As AI becomes more embedded in business decisions, organizations that invest in data quality now build a compounding advantage. Reliable data produces reliable models, which produce decisions people actually trust.
If you're ready to move from reactive fixes to proactive quality management, Soda is built to support that transition. It brings together data testing, observability, and AI-powered automation in a single platform, connecting the engineers who build pipelines and the business teams who depend on them.
Start for free or book a demo to see how Soda works across your stack.
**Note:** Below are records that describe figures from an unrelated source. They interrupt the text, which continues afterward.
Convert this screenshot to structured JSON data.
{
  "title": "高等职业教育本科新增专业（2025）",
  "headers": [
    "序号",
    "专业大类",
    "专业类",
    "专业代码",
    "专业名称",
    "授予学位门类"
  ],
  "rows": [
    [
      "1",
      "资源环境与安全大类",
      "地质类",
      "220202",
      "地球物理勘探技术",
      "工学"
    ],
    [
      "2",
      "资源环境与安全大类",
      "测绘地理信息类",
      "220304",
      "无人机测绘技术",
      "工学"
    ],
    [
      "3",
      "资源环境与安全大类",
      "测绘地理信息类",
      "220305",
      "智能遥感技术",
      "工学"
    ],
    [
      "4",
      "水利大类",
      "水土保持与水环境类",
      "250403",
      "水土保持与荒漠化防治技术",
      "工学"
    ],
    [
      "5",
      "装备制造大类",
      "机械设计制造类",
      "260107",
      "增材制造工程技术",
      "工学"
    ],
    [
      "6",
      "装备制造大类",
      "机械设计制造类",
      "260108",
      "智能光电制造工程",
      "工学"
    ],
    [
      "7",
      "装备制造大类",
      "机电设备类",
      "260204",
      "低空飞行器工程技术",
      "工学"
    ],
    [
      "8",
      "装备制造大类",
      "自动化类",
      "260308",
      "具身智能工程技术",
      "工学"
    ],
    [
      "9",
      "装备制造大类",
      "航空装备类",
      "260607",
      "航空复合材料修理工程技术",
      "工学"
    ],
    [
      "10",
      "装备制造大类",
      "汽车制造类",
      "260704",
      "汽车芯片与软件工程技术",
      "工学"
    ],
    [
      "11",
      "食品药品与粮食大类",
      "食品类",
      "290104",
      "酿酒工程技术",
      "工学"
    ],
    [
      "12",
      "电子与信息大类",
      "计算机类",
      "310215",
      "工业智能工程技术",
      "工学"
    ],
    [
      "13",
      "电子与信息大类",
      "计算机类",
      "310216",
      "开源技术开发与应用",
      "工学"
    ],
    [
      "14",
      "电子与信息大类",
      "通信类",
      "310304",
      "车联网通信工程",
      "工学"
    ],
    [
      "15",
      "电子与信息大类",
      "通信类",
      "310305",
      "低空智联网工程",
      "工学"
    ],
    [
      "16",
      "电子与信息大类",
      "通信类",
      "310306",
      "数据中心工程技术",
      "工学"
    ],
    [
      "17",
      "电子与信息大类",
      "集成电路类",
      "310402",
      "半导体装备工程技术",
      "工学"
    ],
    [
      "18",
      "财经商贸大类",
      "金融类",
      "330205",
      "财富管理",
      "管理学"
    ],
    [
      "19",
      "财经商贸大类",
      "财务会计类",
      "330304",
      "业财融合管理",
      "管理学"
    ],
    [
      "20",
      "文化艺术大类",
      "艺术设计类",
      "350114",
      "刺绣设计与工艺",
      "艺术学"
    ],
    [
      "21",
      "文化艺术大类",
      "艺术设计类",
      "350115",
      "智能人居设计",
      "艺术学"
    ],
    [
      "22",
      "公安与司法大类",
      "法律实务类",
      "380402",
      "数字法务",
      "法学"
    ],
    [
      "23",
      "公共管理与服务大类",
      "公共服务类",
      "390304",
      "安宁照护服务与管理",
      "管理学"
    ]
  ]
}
Frequently Asked Questions
What is data quality management?
Data quality management is the ongoing practice of defining, measuring, monitoring, and improving the quality of data across an organization. It includes profiling data to establish baselines, setting standards through data contracts, assigning ownership, automating validation, and building remediation processes when checks fail.
What is the difference between data quality and data governance?
Data quality focuses on the condition of the data itself — whether it is accurate, complete, and reliable. Data governance defines the policies, roles, and processes for managing data as an organizational asset. Governance sets the rules; quality measures whether the data meets them. Both are needed, and they reinforce each other.
How do you measure data quality?
You measure data quality by defining metrics tied to each dimension: null rates for completeness, duplicate counts for uniqueness, freshness thresholds for timeliness, format validation for validity, and cross-system comparisons for consistency. These metrics are then automated as checks that run continuously inside your data pipelines.
How do data contracts improve data quality?
Data contracts are versioned agreements that define what a dataset should look like — its schema, column-level rules, and freshness requirements. By codifying expectations as YAML and enforcing them automatically in CI/CD pipelines and orchestration workflows, contracts shift quality enforcement upstream, catching issues before they reach production rather than after.